Example location header for this redirect:
Location: /videoplayback?expire=1644344668&ei=_GACYobuBePshwbSyKDwBg&ip=135.148.149.204&id=o-ABCWOwFCpELJ9T9-9yBiLVxbwSYnmHNSOHwHPdEPMrQ9&itag=22&source=youtube&requiressl=yes&mh=ks&mm=31%2C29&mn=sn-tt1eln7e%2Csn-tt1e7n7l&ms=au%2Crdu&mv=m&mvi=6&pl=25&initcwndbps=335000&vprv=1&mime=video%2Fmp4&ratebypass=yes&dur=44.744&lmt=1614897234880460&mt=1644322873&fvip=6&fexp=24001373%2C24007246&c=ANDROID&txp=6216222&sparams=expire%2Cei%2Cip%2Cid%2Citag%2Csource%2Crequiressl%2Cvprv%2Cmime%2Cratebypass%2Cdur%2Clmt&sig=AOq0QJ8wRQIgCXgi1Q7Y0gX78xqp0NFoxjvBKY5yU-cav6kKiHaiXR0CIQDzFo95FI8OHtuzm3IFn3eIDgfspyIEYJ6PAanH-r0woQ%3D%3D&lsparams=mh%2Cmm%2Cmn%2Cms%2Cmv%2Cmvi%2Cpl%2Cinitcwndbps&lsig=AG3C_xAwRgIhAPfnmTL7_aM6gfwZzFNGjD8PlXXnKt-sUW3hiwgcGQ90AiEA6WARIHUwPtj6CMARdgQKXzGa1fgsC4eAvRxKUR_Gr_k%3D&host=rr6---sn-tt1eln7e.googlevideo.com&title=Toby & Felix Show Off Their RAT Collectibles-lYPwQuGCcvQ.mp4
The title
parameter is at the end. The ampersand in the video title is not escaped, so the title parameter is Toby
(with a space at the end) and the rest is garbage. Someone who controls the video title can insert arbitrary parameters into this url.
The immediate fix is to replace +
with %20
in content-disposition headers. There's still the issue of inserting arbitrary url parameters though...
It's weird that the title in the download widget's json is urlencoded instead of being json-encoded. example:
GET /latest_version?download_widget={"id":"lYPwQuGCcvQ","itag":"22","title":"Toby+%26+Felix+Show+Off+Their+RAT+Collectibles-lYPwQuGCcvQ.mp4"}
Urlencoded strings happen to always be safe json strings, undeniable bad vibes tho.
If you urlencode instead of json-encode the title, either you have to trust that the title is urlencoded (which allows inserting arbitrary url parameters, impact probably limited but why trust unnecessarily?), or you don't trust the title so you have to try to decode it and then encode it back again for the location header, which for legitimate input is a no-op.
The security issue is probably of no consequence but IMO you must still defend against it because you shouldn't be able to control url parameters like that. But to me it just feels wrong to even spend cpu cycles doing what is a no-op for legit input. If the title was json-encoded instead, there would be one decoding step json -> plaintext
(to get the title) and one encoding step plaintext -> urlencoded
(for the location header).
json -> plaintext -> urlencoded
(short, semantic, amazing).json -> unsafe urlencoded
(unsafe location header, you control it).json -> unsafe urlencoded -> plaintext
(unsafe location header, video title controls it).json -> unsafe urlencoded -> plaintext -> urlencoded
(ridiculous).@babababag thanks for so many details :D Will look into that!
Steps to reproduce
This happens because the filename is urlencoded before being sent in the Content-Disposition header (here and here). e.g.
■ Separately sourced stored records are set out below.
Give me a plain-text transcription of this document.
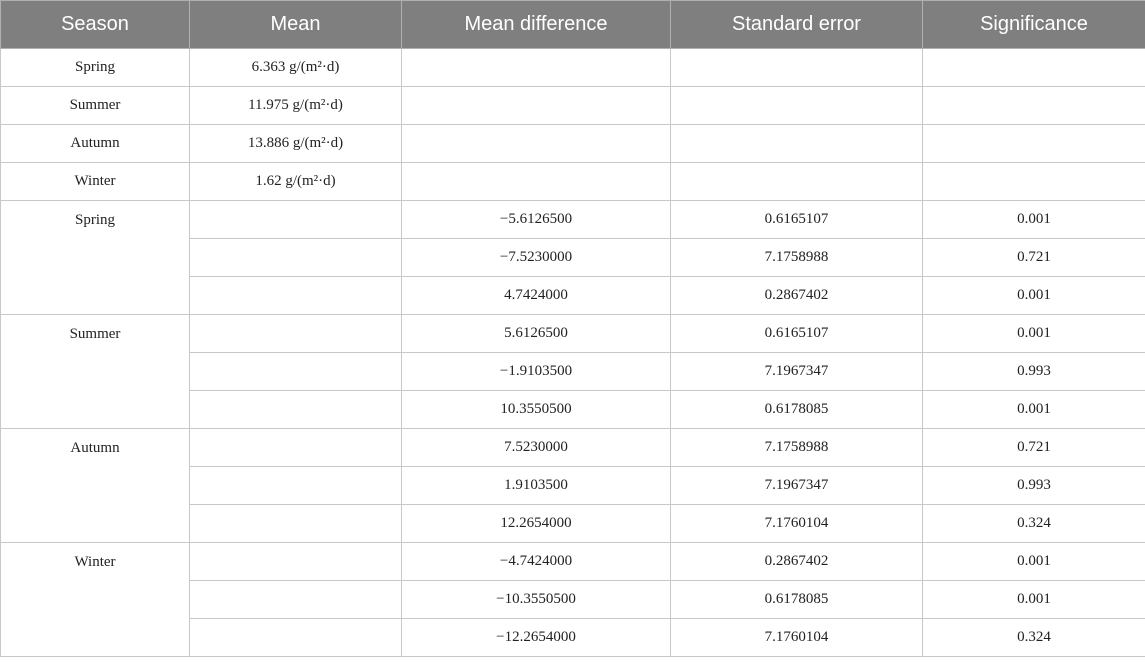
Season	Mean	Mean difference	Standard error	Significance
Spring	6.363 g/(m²·d)			
Summer	11.975 g/(m²·d)			
Autumn	13.886 g/(m²·d)			
Winter	1.62 g/(m²·d)			
Spring		−5.6126500	0.6165107	0.001
		−7.5230000	7.1758988	0.721
		4.7424000	0.2867402	0.001
Summer		5.6126500	0.6165107	0.001
		−1.9103500	7.1967347	0.993
		10.3550500	0.6178085	0.001
Autumn		7.5230000	7.1758988	0.721
		1.9103500	7.1967347	0.993
		12.2654000	7.1760104	0.324
Winter		−4.7424000	0.2867402	0.001
		−10.3550500	0.6178085	0.001
		−12.2654000	7.1760104	0.324
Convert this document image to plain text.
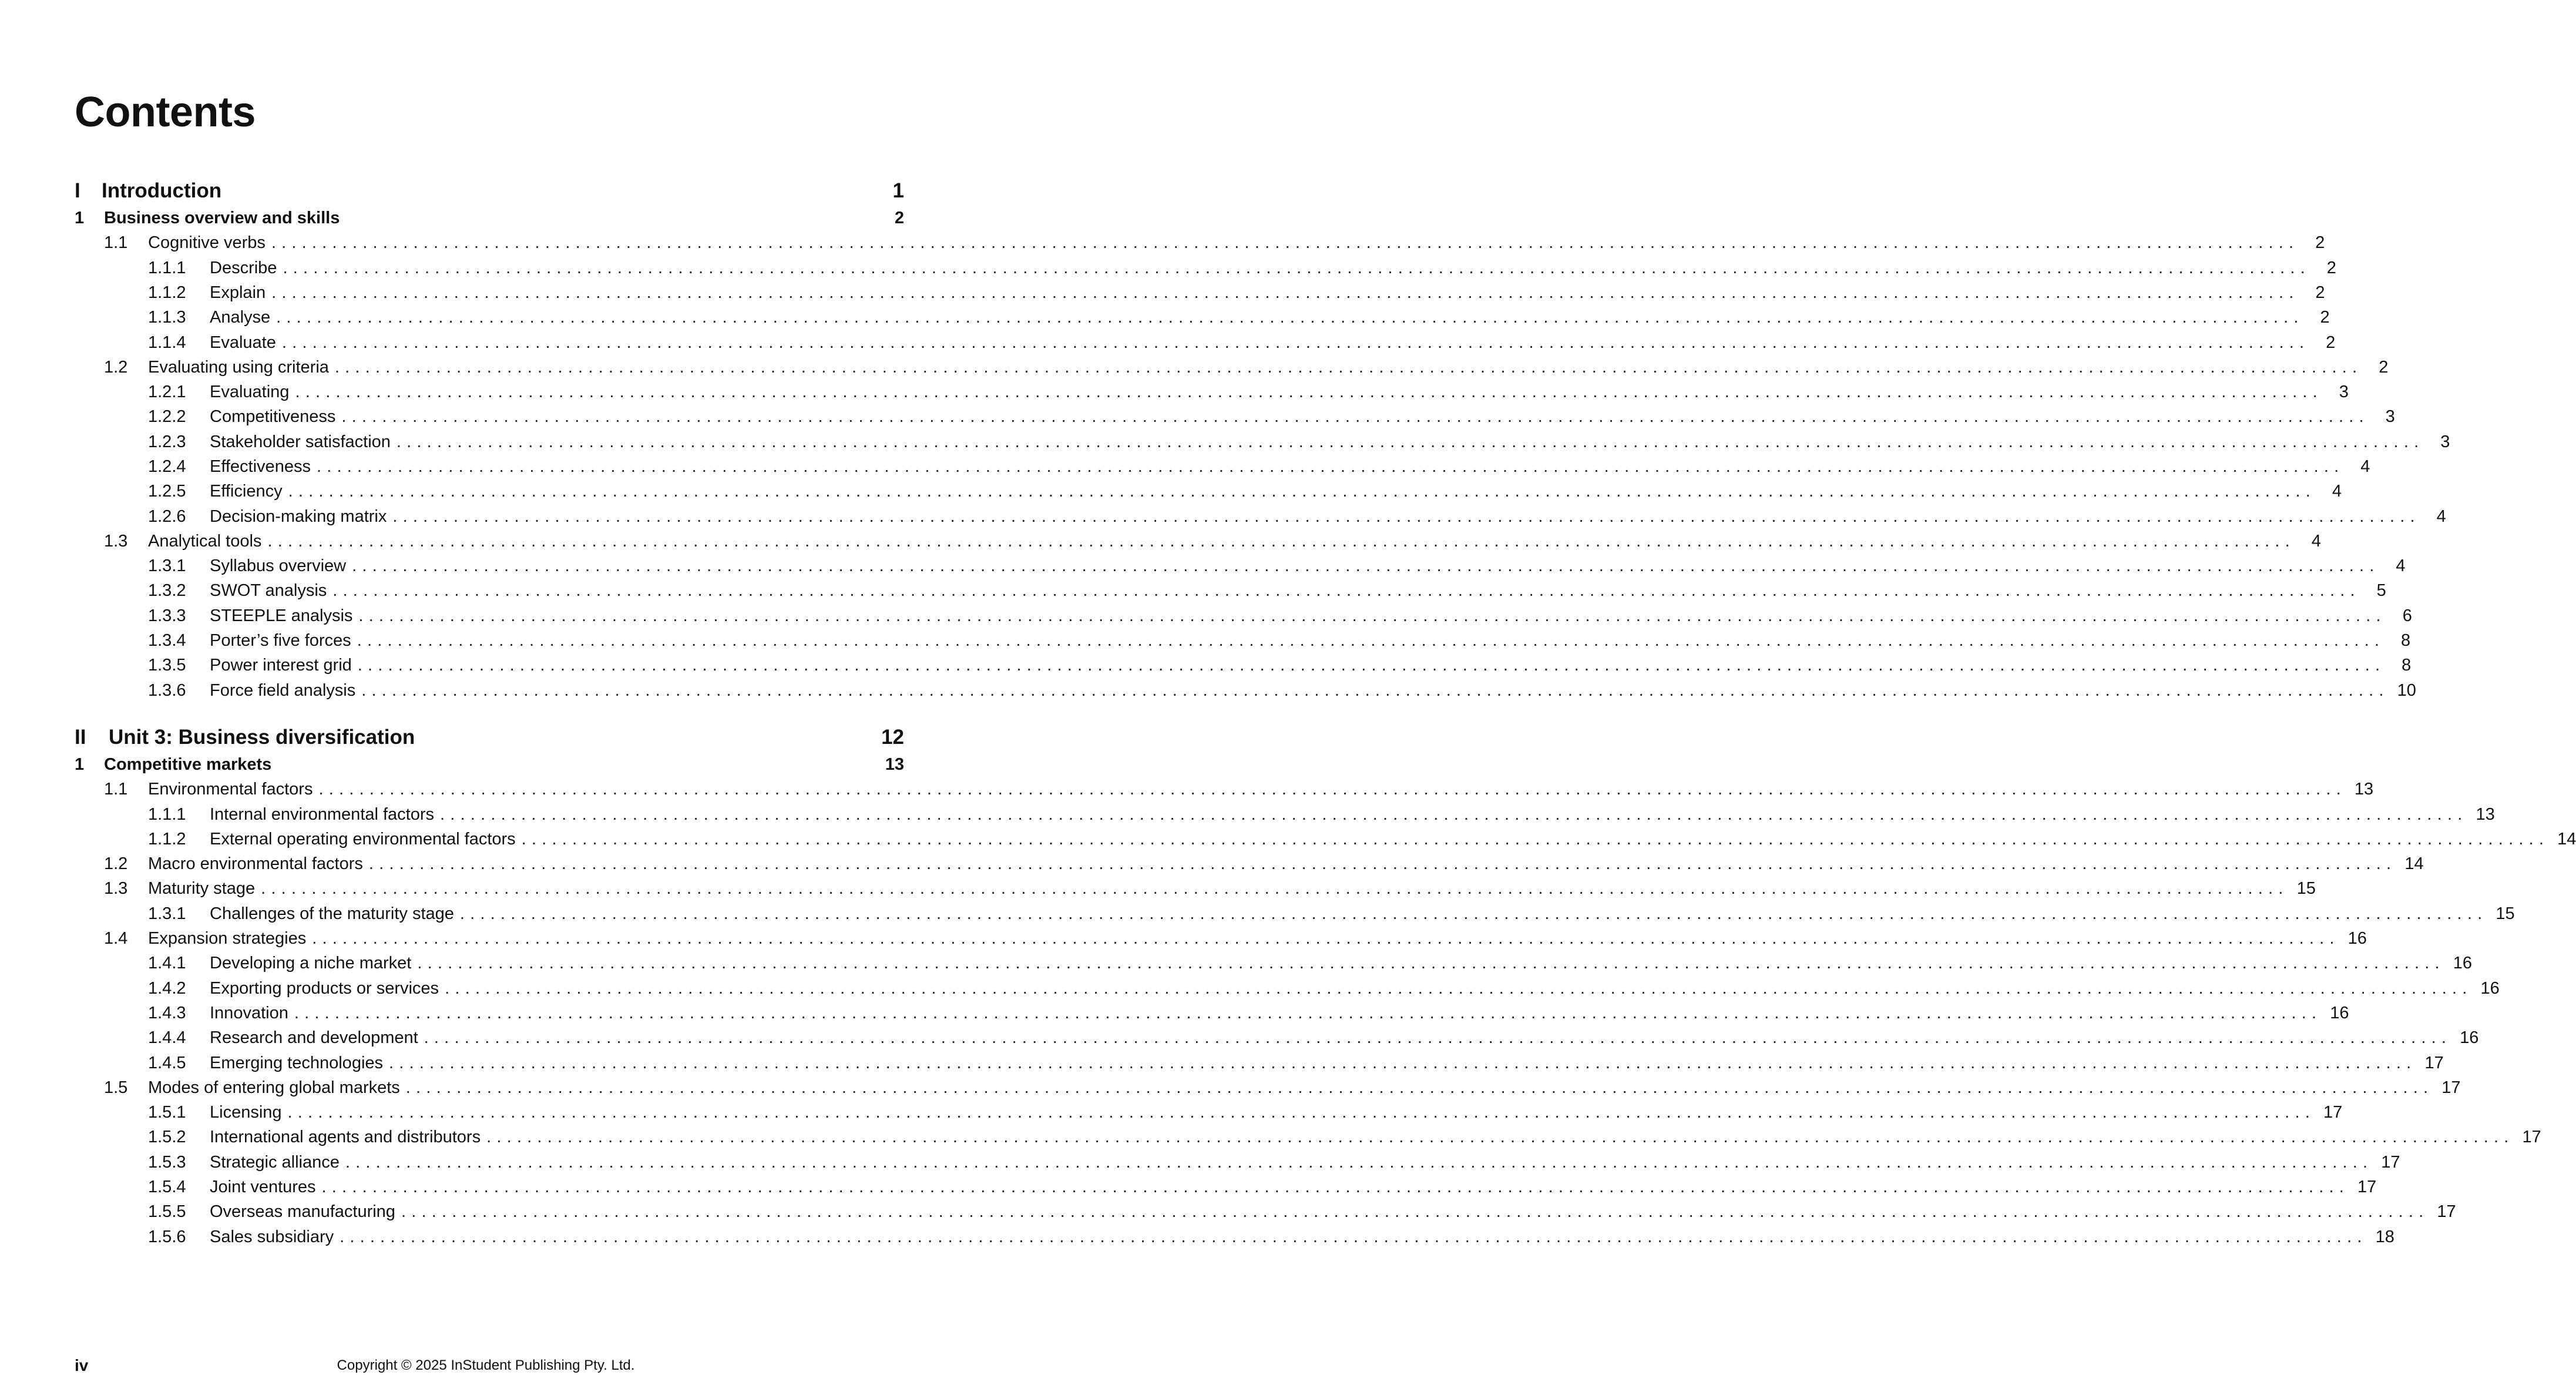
Contents
I	Introduction	1
1	Business overview and skills	2
1.1	Cognitive verbs ........................................................................................................................................................................................................ 2
1.1.1	Describe ........................................................................................................................................................................................................ 2
1.1.2	Explain ........................................................................................................................................................................................................ 2
1.1.3	Analyse ........................................................................................................................................................................................................ 2
1.1.4	Evaluate ........................................................................................................................................................................................................ 2
1.2	Evaluating using criteria ........................................................................................................................................................................................................ 2
1.2.1	Evaluating ........................................................................................................................................................................................................ 3
1.2.2	Competitiveness ........................................................................................................................................................................................................ 3
1.2.3	Stakeholder satisfaction ........................................................................................................................................................................................................ 3
1.2.4	Effectiveness ........................................................................................................................................................................................................ 4
1.2.5	Efficiency ........................................................................................................................................................................................................ 4
1.2.6	Decision-making matrix ........................................................................................................................................................................................................ 4
1.3	Analytical tools ........................................................................................................................................................................................................ 4
1.3.1	Syllabus overview ........................................................................................................................................................................................................ 4
1.3.2	SWOT analysis ........................................................................................................................................................................................................ 5
1.3.3	STEEPLE analysis ........................................................................................................................................................................................................ 6
1.3.4	Porter’s five forces ........................................................................................................................................................................................................ 8
1.3.5	Power interest grid ........................................................................................................................................................................................................ 8
1.3.6	Force field analysis ........................................................................................................................................................................................................ 10
II	Unit 3: Business diversification	12
1	Competitive markets	13
1.1	Environmental factors ........................................................................................................................................................................................................ 13
1.1.1	Internal environmental factors ........................................................................................................................................................................................................ 13
1.1.2	External operating environmental factors ........................................................................................................................................................................................................ 14
1.2	Macro environmental factors ........................................................................................................................................................................................................ 14
1.3	Maturity stage ........................................................................................................................................................................................................ 15
1.3.1	Challenges of the maturity stage ........................................................................................................................................................................................................ 15
1.4	Expansion strategies ........................................................................................................................................................................................................ 16
1.4.1	Developing a niche market ........................................................................................................................................................................................................ 16
1.4.2	Exporting products or services ........................................................................................................................................................................................................ 16
1.4.3	Innovation ........................................................................................................................................................................................................ 16
1.4.4	Research and development ........................................................................................................................................................................................................ 16
1.4.5	Emerging technologies ........................................................................................................................................................................................................ 17
1.5	Modes of entering global markets ........................................................................................................................................................................................................ 17
1.5.1	Licensing ........................................................................................................................................................................................................ 17
1.5.2	International agents and distributors ........................................................................................................................................................................................................ 17
1.5.3	Strategic alliance ........................................................................................................................................................................................................ 17
1.5.4	Joint ventures ........................................................................................................................................................................................................ 17
1.5.5	Overseas manufacturing ........................................................................................................................................................................................................ 17
1.5.6	Sales subsidiary ........................................................................................................................................................................................................ 18
iv	Copyright © 2025 InStudent Publishing Pty. Ltd.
content-disposition: attachment; filename="lorem+ipsum"; filename*=UTF-8''lorem+ipsum
Urlencoding is not compliant in the
filename
directive but apparently browsers ignore the RFC and decode it anyway. Urlencoding is ok in thefilename*
directive but only with percent symbols, so+
means a literal plus not a space. https://httpwg.org/specs/rfc6266.html#disposition.parameter.filenameThe fix is to replace
+
with a literal space. I would PR but idk crystal and it'd take 2 seconds for one of you guys to do it anyway.